L’ancien premier ministre portugais et ex-Haut commissaire de l’ONU aux réfugiés, tonio Guterres, le 12 avril 2016. | KENA BETANCUR / AFP

Après le vote informel du Conseil de sécurité des Nations unies, mercredi 5 octobre, Le Portugais Antonio Guterres est presque assuré de succéder au Sud-coréen Ban Ki-moon au poste de secrétaire générale de l’institution. Son élection devrait être formalisée jeudi. Plus convaincant que ses rivaux dès les auditions passées à la mi-avril devant l’Assemblée générale, il s’est imposé comme favori en remportant les cinq scrutins indicatifs organisés depuis.

L’ancien premier ministre portugais est réputé pour être un homme d’action. Socialiste modéré et pro-européen, il a gagné ses galons en tant que Haut commissaire de l’ONU aux réfugiés (HCR). Mis à l’épreuve par la plus grave crise migratoire qu’a connue le monde, en raison notamment de la guerre civile en Syrie, cet homme de 67 ans n’a cessé de lancer des cris d’alarme à la communauté internationale pour plus de solidarité envers les millions de migrants et demandeurs d’asile.

Le bilan de ses deux mandats à la tête du HCR (2005-2015) est également marqué par une réforme de son organisation interne, qui a permis de réduire d’un tiers le personnel basé à Genève afin d’augmenter sa capacité d’intervention d’urgence à l’international.

Création du « revenu minimum garanti »

Ingénieur de formation né à Lisbonne le 30 avril 1949, Antonio Guterres entame son parcours politique au sein des mouvements catholiques avant d’entrer au Parti socialiste portugais (PS), pour lequel il milite au lendemain de la Révolution des œillets de 1974, qui a mis fin à près de 50 ans de dictature. Elu député de la première législature en 1976, M. Guterres a longtemps siégé au Parlement, gagnant dans les joutes oratoires une réputation de tribun au verbe facile lui valant le sobriquet de « marteau-piqueur parlant ».
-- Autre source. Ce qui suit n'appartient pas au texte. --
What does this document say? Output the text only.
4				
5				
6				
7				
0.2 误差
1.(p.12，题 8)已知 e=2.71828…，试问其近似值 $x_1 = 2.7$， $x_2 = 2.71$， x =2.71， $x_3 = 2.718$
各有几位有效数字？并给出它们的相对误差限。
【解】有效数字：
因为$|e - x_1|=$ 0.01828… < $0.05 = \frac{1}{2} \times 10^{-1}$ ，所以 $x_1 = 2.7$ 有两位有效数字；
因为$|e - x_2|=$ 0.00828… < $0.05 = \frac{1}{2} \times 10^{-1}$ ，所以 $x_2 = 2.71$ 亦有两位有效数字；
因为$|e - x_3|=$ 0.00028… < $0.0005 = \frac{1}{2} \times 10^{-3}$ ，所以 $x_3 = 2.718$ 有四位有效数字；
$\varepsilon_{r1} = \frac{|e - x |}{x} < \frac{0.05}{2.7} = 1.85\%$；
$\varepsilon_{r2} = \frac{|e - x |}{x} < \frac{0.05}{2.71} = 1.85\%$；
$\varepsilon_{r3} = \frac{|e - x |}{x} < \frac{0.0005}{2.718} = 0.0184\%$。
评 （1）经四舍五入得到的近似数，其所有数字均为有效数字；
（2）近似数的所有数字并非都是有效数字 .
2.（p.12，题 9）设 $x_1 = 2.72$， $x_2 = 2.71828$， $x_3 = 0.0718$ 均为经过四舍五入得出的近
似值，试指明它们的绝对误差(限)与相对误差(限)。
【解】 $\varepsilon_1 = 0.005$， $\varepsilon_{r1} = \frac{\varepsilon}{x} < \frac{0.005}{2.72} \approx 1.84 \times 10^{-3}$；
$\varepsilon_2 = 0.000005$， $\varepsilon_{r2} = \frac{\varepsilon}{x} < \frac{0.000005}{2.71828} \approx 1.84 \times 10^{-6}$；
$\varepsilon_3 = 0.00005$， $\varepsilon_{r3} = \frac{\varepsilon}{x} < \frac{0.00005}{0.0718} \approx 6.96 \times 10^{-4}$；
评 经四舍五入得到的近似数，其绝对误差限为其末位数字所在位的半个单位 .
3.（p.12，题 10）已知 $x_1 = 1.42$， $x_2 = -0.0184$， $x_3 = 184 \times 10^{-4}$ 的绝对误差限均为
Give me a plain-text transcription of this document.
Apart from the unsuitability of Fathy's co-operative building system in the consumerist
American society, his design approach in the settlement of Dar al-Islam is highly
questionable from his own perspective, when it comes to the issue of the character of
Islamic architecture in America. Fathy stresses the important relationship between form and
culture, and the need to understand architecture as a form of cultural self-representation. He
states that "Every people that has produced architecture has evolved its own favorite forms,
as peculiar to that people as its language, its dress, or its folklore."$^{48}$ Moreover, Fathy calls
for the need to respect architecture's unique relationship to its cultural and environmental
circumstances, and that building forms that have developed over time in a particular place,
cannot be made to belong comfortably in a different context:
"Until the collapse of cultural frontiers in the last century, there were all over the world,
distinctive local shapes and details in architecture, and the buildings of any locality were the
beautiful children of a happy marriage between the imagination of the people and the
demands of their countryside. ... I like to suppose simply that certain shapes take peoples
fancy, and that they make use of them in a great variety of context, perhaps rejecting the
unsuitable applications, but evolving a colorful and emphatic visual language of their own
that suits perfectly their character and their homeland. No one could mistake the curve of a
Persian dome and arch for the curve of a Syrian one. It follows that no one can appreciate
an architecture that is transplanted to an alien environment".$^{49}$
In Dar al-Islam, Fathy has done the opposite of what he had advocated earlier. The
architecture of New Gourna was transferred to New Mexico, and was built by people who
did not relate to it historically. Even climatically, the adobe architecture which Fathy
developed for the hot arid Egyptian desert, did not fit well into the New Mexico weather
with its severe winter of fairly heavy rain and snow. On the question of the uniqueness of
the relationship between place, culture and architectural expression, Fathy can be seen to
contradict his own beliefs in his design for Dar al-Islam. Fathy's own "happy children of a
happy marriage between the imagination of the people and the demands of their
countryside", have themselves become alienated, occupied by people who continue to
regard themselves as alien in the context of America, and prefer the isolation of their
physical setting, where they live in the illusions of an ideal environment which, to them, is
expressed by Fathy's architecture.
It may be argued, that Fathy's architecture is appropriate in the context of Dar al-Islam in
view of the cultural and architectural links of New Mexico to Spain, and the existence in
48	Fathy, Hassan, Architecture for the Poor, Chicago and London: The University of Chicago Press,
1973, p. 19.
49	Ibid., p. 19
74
En 1992, il devient secrétaire général du PS, alors dans l’opposition. Sous la direction de cet homme d’appareil à l’allure simple et affable, les socialistes remportent les législatives d’octobre 1995, une victoire qui le propulse au poste de premier ministre. Le Portugal connaît à l’époque une période d’expansion accélérée et de quasi-plein emploi, qui permet à M. Guterres de créer le « revenu minimum garanti », une de ses mesures phare, et de faire passer dans l’opinion l’image d’un homme politique responsable et ouvert au dialogue.

Cet Européen convaincu se fixe par ailleurs pour objectif prioritaire l’entrée dans l’euro, pari qu’il remporte avec succès. Reconduit après les législatives de 1999, Antonio Guterres restera dans l’histoire comme le premier chef d’un gouvernement minoritaire à mener son mandat à terme depuis l’avènement de la démocratie au Portugal.

Ses détracteurs, notamment au sein du PS, lui reprochent cependant d’avoir contribué à la victoire du « non » lors du référendum de 1998 sur la dépénalisation de l’avortement, car ce fervent catholique n’a jamais caché ses réticences à l’égard de l’interruption volontaire de grossesse.

« L’action, le terrain, intervenir en permanence »

Lorsque le Timor oriental, ancienne colonie portugaise, est ravagé par les massacres de milices pro-indonésiennes en 1999, M. Guterres met en œuvre toute son habileté diplomatique pour parvenir à convaincre la communauté internationale de la nécessité d’une intervention des Nations unies.

Au premier semestre 2000, sa présidence tournante de l’Union européenne est considérée comme une réussite, grâce à l’organisation du premier sommet UE-Afrique et à l’adoption de l’Agenda de Lisbonne pour la croissance et l’emploi.

Pourtant, au Portugal, sa popularité faiblit. La conjoncture économique se détériore et M. Guterres apparaît incapable de donner un nouveau souffle à son second mandat. Fin 2001, les socialistes perdent les élections municipales et leur secrétaire général démissionne du poste de premier ministre sur le champ, à mi-parcours de sa mission.

Président de l’Internationale socialiste depuis 1999, il abandonne alors la vie politique nationale pour se consacrer à sa carrière diplomatique à l’étranger. Depuis, son nom revient tout de même parmi les candidats potentiels à chaque élection présidentielle au Portugal, mais il a toujours refusé d’endosser ce rôle d’arbitre : « J’aime l’action, le terrain, les choses qui m’obligent à intervenir en permanence. »

M. Guterres a eu deux enfants avec sa première épouse, décédée en 1998. Il s’est remarié depuis.